Eigner had the hottest hockey team in the country locked and loaded, a semifinal venue three hours to the north, but was stuck in limbo, unsure whether or not to roll on to Bemidji. So he called an audible to buy some time.

“We were getting close to lunchtime, so we decided we were going to the Mall of America parking lot to set up home base,” he said. “You’re following things online and you’re seeing that things start to happen, cancellations and such, so we just held tight there in Minneapolis.” 

And in that nine-mile trip across the Twin Cities, the first-year coach got the call that derailed a season like no other: his Falcons, the team with the NCAA’s longest unbeaten streak in the country, would have their season ended while perched on a 40-seat luxury bus.

“We got the news on the way there,” Eigner said. “I actually told the players that [the season] was canceled on the bus in the parking lot of the Mall of America.

“It was kind of surreal,” said Eigner, describing a scene unique in sports history.

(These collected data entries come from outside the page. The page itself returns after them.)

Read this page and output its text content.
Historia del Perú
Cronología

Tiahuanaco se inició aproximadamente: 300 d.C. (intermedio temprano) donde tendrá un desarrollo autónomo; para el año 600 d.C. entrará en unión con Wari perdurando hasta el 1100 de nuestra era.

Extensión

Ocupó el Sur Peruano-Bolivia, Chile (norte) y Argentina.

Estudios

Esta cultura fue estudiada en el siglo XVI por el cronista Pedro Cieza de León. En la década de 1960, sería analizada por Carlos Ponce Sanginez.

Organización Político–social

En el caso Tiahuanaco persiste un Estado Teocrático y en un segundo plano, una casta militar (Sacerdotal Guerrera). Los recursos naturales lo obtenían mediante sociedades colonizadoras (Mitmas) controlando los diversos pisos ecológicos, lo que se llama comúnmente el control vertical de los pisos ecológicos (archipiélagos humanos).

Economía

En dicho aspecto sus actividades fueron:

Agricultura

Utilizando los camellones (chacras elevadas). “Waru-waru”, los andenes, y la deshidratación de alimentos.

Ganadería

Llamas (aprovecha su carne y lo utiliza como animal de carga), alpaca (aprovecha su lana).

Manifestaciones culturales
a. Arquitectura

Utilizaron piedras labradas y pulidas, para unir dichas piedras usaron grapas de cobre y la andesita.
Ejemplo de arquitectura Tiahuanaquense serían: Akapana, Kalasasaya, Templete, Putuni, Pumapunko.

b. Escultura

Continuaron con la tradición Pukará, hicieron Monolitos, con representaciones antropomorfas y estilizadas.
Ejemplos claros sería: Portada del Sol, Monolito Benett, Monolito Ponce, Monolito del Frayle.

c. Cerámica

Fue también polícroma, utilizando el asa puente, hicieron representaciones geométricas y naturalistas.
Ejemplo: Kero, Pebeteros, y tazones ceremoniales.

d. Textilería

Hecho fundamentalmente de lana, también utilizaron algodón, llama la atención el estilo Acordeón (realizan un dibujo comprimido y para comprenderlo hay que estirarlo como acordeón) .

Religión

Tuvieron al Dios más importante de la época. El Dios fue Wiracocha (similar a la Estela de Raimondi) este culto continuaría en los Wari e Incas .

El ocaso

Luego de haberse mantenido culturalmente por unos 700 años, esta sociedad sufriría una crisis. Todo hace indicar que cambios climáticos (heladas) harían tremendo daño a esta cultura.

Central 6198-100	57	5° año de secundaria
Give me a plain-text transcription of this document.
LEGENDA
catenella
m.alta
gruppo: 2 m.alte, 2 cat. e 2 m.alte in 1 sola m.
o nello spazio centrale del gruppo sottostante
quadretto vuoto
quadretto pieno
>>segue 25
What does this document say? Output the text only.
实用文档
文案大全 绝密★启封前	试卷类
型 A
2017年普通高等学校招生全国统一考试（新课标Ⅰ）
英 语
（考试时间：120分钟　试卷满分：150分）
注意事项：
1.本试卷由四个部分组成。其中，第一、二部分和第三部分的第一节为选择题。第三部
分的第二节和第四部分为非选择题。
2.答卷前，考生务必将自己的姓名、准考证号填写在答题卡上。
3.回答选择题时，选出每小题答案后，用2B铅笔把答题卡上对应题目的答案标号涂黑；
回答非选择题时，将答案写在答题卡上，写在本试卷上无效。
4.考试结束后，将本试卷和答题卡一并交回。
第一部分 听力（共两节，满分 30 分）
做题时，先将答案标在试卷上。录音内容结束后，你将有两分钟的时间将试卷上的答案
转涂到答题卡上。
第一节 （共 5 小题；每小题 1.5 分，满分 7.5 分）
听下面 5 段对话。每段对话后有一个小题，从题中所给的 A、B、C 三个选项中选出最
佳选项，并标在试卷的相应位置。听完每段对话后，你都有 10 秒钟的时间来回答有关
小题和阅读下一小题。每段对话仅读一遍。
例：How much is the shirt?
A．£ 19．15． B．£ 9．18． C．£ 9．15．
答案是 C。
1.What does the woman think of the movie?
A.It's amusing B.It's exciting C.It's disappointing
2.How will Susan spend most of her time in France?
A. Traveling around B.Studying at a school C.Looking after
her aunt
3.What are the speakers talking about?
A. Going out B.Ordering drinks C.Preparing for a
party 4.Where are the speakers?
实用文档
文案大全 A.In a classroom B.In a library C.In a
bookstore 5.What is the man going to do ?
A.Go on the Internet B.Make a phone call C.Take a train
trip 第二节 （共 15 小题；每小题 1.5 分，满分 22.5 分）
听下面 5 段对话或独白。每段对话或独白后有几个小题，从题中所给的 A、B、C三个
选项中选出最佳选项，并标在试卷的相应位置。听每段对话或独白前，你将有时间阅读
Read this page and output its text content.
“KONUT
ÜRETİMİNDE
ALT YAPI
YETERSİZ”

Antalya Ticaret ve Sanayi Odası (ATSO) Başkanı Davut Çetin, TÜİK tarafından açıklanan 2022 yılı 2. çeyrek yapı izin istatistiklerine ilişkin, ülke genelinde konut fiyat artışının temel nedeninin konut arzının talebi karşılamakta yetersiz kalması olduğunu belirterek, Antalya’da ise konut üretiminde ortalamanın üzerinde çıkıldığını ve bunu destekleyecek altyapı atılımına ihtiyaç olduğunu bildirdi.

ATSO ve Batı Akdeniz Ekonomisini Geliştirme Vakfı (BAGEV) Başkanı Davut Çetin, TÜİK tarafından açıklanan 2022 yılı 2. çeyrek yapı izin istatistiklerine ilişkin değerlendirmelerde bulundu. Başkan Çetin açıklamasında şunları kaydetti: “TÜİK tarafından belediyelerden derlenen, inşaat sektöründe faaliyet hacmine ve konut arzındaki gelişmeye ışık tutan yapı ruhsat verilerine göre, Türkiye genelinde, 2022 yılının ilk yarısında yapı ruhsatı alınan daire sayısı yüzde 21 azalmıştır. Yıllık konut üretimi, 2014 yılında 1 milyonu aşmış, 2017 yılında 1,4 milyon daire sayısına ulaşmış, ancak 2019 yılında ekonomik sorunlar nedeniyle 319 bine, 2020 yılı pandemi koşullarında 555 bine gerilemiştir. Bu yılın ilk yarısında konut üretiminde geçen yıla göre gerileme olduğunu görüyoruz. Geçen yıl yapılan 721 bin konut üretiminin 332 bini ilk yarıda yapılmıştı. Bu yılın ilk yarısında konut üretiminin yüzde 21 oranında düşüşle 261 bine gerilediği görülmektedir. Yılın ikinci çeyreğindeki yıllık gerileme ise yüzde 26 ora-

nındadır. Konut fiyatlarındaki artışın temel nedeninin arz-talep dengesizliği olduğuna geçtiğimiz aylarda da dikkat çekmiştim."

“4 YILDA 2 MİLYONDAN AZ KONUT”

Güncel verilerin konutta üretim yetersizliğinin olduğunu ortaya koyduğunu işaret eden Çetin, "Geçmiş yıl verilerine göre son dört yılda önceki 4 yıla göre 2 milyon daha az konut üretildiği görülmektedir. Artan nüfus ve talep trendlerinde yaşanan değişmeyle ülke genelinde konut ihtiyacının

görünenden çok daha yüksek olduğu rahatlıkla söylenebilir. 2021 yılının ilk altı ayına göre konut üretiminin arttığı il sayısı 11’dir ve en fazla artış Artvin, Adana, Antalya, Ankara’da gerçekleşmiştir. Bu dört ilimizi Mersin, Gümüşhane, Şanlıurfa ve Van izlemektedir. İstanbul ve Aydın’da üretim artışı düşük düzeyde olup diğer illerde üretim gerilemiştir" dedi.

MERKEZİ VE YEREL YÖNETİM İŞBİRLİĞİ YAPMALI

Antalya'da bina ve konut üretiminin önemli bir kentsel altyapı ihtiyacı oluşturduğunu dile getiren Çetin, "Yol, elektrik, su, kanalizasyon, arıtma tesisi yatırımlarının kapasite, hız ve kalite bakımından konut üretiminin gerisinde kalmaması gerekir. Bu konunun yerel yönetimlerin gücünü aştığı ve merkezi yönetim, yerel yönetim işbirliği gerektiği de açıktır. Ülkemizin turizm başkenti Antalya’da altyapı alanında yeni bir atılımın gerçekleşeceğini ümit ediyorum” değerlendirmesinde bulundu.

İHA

“It was quiet, you could see the players were emotional. The end of the year always ends in tears. I don’t care if it’s the eight seed versus the one seed — when you lose that last game, there’s a lot of tears because there’s finality. We didn’t have any finality, we were just told, ‘It’s over.’ That was difficult, I’ve never had this experience.

“I told the players — and I used this word — ‘It sucks.’ For our team, because we were playing great; it sucks for seniors because they didn’t get to play their last scheduled game.

“But it doesn’t suck for us any more than it does for Minnesota State, or North Dakota or Boston College, or Sacred Heart for that matter. Or pick any number of teams in college basketball men or women, this is not sport-specific. And I said, ‘If this is the worst thing you had to deal with in your lifetime, consider yourself lucky.’”

Eigner then stepped out of the bus to take yet another red-alert phone call, which he quickly wrapped up so he could say farewell to his red-eyed warriors. They were stepping down the bus stairs into a strange parking lot, 10 hours from home, saying goodbye to a season of promise that had been ripped from their hands. The seniors came out last, including Bowling Green’s All-American captain. 

“I’m as close to Alec Rauhauser as I’ve been to any kid I’ve coached the last 10 years,” Eigner said. “Just a wonderful kid, the kind that puts a smile on everyone’s face. For as good a player that he is, he’s not cocky, he’s not arrogant. Everybody that has the fortune to interact with Alec loves Alec.”

Eigner experienced the same emotion that Hastings had Thursday with Marc Michaelis, Serratore had with Adam Brady, and Joe Shawhan had with Alex Smith: saying farewell to a surrogate son. But Eigner was the only one to conduct that life passage next to an idling bus at a mall. 

A day later, Eigner still struggles to reconcile a Thursday like no other.

“As a head coach, I will never forget how this season ended. It’s a once-in-forever deal.”